Well, if a lot of mysterious niggers armed with all kinds of fearful weapons
suddenly took to travelling on the road between Deal and Gravesend,
catching the yokels right and left to carry heavy loads for them, I fancy every
farm and cottage thereabouts would get empty very soon. (HD, p. 160)

 Although Marlow uses the racist language of his day, he is more alive than
his listeners - or readers, presumably — to such an invasion's absurd
outrageousness, one 'naturalized' by the engravings in daily illustrated
newspapers of the inevitable string of black carriers accompanying white
'civilizers' through swamps and along jungle paths in 'darkest Africa'.
 In both African stories we see another part of the unblurring that Edward
Garnett originally noticed, an aspect of imperialism not yet exposed in the
period's colonial discourse - the necessity for 'pretty fictions' to conceal
imperialism's actual business. As Jeremy Hawthorn observes, Makola
anticipates the Accountant of 'Heart of Darkness': both put their neat
handwriting and accurate record-keeping at the service of the bureaucratic
obfuscation necessary to legitimizing burglary.

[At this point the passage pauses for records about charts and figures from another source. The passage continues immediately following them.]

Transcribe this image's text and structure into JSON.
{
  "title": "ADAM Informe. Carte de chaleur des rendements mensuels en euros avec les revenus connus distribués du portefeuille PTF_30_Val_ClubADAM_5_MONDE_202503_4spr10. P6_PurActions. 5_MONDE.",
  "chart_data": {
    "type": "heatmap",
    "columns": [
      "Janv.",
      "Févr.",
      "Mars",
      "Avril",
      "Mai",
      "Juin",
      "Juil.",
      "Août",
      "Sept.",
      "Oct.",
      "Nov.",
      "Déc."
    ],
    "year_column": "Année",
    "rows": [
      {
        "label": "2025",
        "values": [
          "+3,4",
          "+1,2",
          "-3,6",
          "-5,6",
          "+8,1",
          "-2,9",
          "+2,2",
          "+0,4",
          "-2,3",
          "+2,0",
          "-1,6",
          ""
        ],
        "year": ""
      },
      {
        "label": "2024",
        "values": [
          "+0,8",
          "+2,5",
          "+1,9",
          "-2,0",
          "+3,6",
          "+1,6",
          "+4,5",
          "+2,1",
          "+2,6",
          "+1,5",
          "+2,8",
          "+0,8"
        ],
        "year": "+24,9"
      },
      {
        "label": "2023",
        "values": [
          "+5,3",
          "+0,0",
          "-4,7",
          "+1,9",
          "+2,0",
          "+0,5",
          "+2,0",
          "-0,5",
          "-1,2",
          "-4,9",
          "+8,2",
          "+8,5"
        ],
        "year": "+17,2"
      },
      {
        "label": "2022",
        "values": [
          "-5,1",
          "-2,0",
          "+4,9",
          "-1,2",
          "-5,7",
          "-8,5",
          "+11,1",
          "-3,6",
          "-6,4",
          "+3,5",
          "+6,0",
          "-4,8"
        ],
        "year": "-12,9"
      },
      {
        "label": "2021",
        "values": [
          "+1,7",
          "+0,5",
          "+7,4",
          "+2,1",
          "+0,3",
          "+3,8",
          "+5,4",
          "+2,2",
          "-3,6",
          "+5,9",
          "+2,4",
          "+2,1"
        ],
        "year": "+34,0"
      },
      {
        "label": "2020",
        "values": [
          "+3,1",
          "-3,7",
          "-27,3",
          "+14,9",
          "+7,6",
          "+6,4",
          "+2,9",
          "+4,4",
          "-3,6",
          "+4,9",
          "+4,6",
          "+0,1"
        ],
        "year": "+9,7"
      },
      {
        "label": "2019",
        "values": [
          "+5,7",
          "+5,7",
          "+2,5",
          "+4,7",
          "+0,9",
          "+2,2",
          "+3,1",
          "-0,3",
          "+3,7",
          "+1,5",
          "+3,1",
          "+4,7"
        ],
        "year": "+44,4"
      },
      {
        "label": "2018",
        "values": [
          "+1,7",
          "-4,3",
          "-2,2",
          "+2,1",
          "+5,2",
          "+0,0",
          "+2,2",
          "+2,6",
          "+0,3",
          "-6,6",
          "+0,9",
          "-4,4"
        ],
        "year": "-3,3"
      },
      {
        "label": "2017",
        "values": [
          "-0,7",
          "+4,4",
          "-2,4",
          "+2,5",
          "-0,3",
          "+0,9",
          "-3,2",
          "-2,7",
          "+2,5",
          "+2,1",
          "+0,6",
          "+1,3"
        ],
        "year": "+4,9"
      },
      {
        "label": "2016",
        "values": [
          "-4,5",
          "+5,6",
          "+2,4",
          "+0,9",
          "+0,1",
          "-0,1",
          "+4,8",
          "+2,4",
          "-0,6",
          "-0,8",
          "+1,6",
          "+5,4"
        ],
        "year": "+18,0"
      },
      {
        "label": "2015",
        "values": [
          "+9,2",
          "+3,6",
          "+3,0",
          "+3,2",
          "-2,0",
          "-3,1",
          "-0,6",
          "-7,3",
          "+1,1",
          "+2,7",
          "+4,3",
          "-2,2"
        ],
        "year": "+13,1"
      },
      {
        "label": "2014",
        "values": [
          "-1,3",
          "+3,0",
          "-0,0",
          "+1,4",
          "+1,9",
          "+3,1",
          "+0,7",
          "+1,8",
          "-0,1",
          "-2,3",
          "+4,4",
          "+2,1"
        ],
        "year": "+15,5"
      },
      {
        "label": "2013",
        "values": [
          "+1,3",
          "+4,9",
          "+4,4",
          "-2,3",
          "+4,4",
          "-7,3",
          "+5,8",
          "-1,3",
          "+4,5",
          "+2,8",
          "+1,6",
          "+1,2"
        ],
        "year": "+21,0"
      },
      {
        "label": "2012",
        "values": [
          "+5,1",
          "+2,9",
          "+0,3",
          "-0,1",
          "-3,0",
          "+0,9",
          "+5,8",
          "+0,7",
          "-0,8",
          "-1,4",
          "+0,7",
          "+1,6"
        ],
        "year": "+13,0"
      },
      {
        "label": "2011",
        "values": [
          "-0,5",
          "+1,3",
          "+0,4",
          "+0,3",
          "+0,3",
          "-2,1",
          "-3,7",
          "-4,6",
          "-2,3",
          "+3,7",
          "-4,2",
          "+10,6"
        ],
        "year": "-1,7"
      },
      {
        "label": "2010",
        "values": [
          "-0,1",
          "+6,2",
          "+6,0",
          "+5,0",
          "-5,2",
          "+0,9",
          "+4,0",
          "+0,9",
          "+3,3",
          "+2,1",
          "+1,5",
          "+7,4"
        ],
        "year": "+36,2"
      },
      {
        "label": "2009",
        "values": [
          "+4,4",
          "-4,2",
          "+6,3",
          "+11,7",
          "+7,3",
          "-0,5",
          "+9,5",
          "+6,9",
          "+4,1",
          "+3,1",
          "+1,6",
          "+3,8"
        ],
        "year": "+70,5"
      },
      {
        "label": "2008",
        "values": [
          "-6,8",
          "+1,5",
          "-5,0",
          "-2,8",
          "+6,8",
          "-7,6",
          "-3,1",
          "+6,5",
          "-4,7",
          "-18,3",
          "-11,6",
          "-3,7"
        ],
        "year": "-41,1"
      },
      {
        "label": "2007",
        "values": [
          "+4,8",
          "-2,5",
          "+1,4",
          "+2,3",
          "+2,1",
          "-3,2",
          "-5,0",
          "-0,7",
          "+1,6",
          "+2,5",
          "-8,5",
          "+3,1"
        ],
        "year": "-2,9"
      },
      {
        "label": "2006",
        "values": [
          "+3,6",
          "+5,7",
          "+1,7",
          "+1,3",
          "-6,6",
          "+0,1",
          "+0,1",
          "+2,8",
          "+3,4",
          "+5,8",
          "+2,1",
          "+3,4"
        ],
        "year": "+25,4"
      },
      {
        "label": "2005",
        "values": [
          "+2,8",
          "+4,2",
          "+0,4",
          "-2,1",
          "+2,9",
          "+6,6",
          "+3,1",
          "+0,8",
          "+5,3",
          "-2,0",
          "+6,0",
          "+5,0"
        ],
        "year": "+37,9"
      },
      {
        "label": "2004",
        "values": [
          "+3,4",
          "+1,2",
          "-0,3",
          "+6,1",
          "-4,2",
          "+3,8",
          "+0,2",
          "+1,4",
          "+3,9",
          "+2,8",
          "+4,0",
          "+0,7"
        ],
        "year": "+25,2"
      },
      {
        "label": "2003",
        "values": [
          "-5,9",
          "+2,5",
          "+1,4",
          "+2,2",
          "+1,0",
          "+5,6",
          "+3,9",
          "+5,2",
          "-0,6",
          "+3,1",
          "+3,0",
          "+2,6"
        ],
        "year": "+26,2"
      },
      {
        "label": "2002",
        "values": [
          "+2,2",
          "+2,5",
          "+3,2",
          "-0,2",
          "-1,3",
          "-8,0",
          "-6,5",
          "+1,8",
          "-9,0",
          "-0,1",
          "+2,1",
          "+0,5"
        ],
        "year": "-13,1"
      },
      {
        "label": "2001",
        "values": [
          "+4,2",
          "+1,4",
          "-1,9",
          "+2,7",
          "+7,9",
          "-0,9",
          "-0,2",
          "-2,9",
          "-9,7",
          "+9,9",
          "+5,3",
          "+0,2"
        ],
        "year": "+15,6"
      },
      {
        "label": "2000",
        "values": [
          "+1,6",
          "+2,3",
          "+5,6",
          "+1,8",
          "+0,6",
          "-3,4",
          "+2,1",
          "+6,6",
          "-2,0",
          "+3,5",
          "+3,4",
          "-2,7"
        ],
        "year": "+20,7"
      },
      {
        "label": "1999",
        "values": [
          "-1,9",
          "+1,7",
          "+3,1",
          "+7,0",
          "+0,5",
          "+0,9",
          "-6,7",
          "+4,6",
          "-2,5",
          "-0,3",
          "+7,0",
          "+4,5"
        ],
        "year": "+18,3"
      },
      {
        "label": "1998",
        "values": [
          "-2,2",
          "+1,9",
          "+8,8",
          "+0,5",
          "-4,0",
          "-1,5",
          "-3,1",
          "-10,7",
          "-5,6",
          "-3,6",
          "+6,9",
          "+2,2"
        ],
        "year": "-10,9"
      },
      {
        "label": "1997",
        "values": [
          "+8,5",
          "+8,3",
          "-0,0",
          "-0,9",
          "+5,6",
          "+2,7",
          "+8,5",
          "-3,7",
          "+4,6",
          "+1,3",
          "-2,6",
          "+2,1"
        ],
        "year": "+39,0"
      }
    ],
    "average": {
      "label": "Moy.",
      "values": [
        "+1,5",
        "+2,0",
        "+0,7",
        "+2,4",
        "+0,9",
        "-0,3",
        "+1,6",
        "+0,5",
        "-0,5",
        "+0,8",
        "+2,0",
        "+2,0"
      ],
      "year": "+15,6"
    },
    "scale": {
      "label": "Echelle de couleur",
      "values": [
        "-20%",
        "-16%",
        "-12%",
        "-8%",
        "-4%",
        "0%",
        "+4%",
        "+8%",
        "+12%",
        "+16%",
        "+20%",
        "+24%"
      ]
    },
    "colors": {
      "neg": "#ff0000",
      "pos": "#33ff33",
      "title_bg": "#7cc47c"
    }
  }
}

 No doubt the current press reports of atrocities in the Congo made Conrad's
words more resonant to his English audience. But if 'An Outpost' seemed to
some a critique of specifically Belgian imperialism, then 'Heart of Darkness'
clearly aimed its scepticism at a much wider, more international target: no
imperial power escapes blame. Marlow, the English sea-captain, comes to
Africa in a French steamer and once there encounters a French man-of-war
anchored off the West African coast, firing upon 'enemies' in the bush. He is
taken aboard an up-river steamer whose captain is Swedish and will meet,
at the company's stations, many Belgians and a Russian. Kurtz himself had
been educated partly in England and his parents were of mixed English and
French ancestry: 'All Europe contributed to the making of Kurtz' (p. 207).

 Marlow, aboard the Nellie in the Thames - another of 'the dark places of the
earth' - tells his story to an Accountant, a Lawyer, and a Company Director,
English stockholders all, the investors that made empire possible. Whether
or not he had read Hobson's Evolution of Modern Capitalism (1894) or The
War in South Africa (1900), his fiction evinces agreement with Hobson's
basic tenet, more fully developed in Imperialism: A Study (1902), that
imperialism benefitted the few at the expense of the many.5


 As an early modern, he sensed the current of a world-wide disruption of

peoples and ideas, of exiles and rootlessness, but while his writing
acknowledges and even participates in the dencentring of monolithic unities
and traditional hierarchies, it also expresses his sense of loss and anxiety in
response to the perceived disorder. Although his fiction was certainly more
complex than the responses of most of his contemporaries, little of Cesaire's
acceptance of heterogeneity and hybridity can be discerned in it. On the
other hand, this 'unsettling anxiety' distinguishes Conrad's fiction from the
'optimism, affirmation, and serene confidence' of contemporary novels,
based as they were 'on the exhilaration and interest of adventure in the
colonial world [which] far from casting doubt on the imperial undertaking,
serves to confirm and celebrate its success' (Said, Culture and Imperialism,
p. 187). More than anyone else Conrad's response is complex; he alone
'tackled the subtle cultural reinforcements and manifestations of empire'
(Ibid.). And Conrad's fiction destabilized the authority of that exclusive
European telling of the world's story, even before it was challenged by the
independence movements of the 1950s and 1960s, before the colonized
themselves started 'writing back'. Conrad, at the turn of the century, knew
little of the 'independent histories and cultures' of native people. Nor could
he have known the extent of the destruction wrought by European
expansionism in Asia, Africa, and SouthAmerica or of the devastating and
still resounding after-effects of neocolonialism.